After Atlas is available on the CDP Private Cloud Base cluster, you must import the Atlas data that the Atlas migration exporter utility exported from the HDP 3.1.5.x cluster.

Use these properties to improve the speed of Atlas data import:

For a node with 4 cores and 8 GB of heap space, the estimated duration for import is 0.75 million entities per hour.

  1. Navigate to Atlas > Configs > Advanced > Custom application-properties:
  2. Configure atlas.migration.mode.batch.size: Recommended value is 3000.
  3. Configure atlas.migration.mode.workers: Value to be set depends on the number of cores on the node on which Atlas runs. Typically, set the value as (number of cores - 1) * 2. For an 8 core node, set this property to (8 - 1) * 2 = 14.

Additional patches are applied after the migration is completed. These properties help with improving the speed of patches.
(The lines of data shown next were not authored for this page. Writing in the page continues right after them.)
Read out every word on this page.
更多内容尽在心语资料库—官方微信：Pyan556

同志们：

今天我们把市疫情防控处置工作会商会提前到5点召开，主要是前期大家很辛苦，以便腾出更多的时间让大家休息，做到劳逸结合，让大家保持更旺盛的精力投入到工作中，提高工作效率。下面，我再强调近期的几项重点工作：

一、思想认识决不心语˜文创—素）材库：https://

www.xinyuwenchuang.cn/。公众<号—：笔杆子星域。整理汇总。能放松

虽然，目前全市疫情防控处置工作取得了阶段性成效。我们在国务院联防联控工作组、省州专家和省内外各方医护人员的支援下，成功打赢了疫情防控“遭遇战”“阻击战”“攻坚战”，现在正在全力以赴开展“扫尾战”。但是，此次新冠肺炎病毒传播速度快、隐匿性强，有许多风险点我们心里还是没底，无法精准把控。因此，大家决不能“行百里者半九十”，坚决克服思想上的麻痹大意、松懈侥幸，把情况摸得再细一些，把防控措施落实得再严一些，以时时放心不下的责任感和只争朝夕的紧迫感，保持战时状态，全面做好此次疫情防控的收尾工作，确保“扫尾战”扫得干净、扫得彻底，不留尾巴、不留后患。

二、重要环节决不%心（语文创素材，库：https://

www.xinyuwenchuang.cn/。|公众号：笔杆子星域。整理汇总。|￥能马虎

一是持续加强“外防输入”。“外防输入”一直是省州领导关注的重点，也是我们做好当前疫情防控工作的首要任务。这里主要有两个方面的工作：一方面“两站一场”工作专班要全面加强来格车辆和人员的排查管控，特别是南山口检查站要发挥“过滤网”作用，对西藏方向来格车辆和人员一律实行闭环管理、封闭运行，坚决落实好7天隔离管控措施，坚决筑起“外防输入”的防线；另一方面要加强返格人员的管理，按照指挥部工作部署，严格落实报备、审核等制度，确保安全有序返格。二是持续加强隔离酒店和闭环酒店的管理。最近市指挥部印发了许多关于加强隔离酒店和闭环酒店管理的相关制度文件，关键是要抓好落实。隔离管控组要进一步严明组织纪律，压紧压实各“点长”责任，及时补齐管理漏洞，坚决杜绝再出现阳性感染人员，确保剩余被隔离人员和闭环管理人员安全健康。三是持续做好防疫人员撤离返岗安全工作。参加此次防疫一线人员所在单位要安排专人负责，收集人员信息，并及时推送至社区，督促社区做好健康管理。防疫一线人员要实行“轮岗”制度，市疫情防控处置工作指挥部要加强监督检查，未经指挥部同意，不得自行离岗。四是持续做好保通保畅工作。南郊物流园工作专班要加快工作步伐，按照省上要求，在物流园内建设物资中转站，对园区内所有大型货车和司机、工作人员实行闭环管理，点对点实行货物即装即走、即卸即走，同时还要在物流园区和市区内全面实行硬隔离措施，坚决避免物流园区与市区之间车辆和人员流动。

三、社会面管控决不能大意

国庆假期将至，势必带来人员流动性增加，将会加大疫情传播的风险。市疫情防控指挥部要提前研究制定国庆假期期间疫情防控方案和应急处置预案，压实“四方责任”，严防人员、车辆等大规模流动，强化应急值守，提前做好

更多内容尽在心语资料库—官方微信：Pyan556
  1. Configure Atlas in CDP Private Cloud Base with the location of the exported data.
  2. Configure atlas.migration.data.filename property.
  3. In Cloudera Manager, navigate to Clusters and select Atlas.
  4. From Atlas configuration, set the Advanced Configuration Snippet (Safety Valve) value to the location which contains exported Atlas data. For example,
  5. Set additional properties:
    • atlas.migration.mode.batch.size=3000.
    • atlas.migration.mode.workers=<use the value from calculation above>
    • atlas.patch.batchSize=3000
    • atlas.patch.numWorkers=<use the value from calculation above>
    For example:
    • atas.migration.data.filename=/var/lib/atlas-data
    • atlas.migration.mode.batch.size=3000.
    • atlas.migration.mode.workers=14
    • atlas.patch.batchSize=3000
    • atlas.patch.numWorkers=14
  6. Save the configuration.
  7. Restart Atlas from Cloudera Manager. Go to Atlas > Actions > Restart.
  8. Atlas starts in the migration mode and data import should commence. During the migration process, Atlas blocks all the REST API calls and Atlas Hook notification processing.
  9. To check the migration status
    http://[atlas_server]:21000/api/atlas/admin/status
    The migration status is displayed in the browser window:
    {"Status":"Migration","currentIndex":139,"percent":67,"
    startTimeUTC":"2018-04-06T00:54:53.399Z"}
    
  10. The progress of import can be monitored using Atlas logs on the node where the migration is running. On the completion of migration, the log should have this entry: Done! loadLegacyGraphSON. (GraphDBGraphSONMigrator:76)
  11. After the migration is complete, change the status of Atlas from migration mode to normal operation by removing the atlas.migration.data.filename property and restarting Atlas in Cloudera Manager.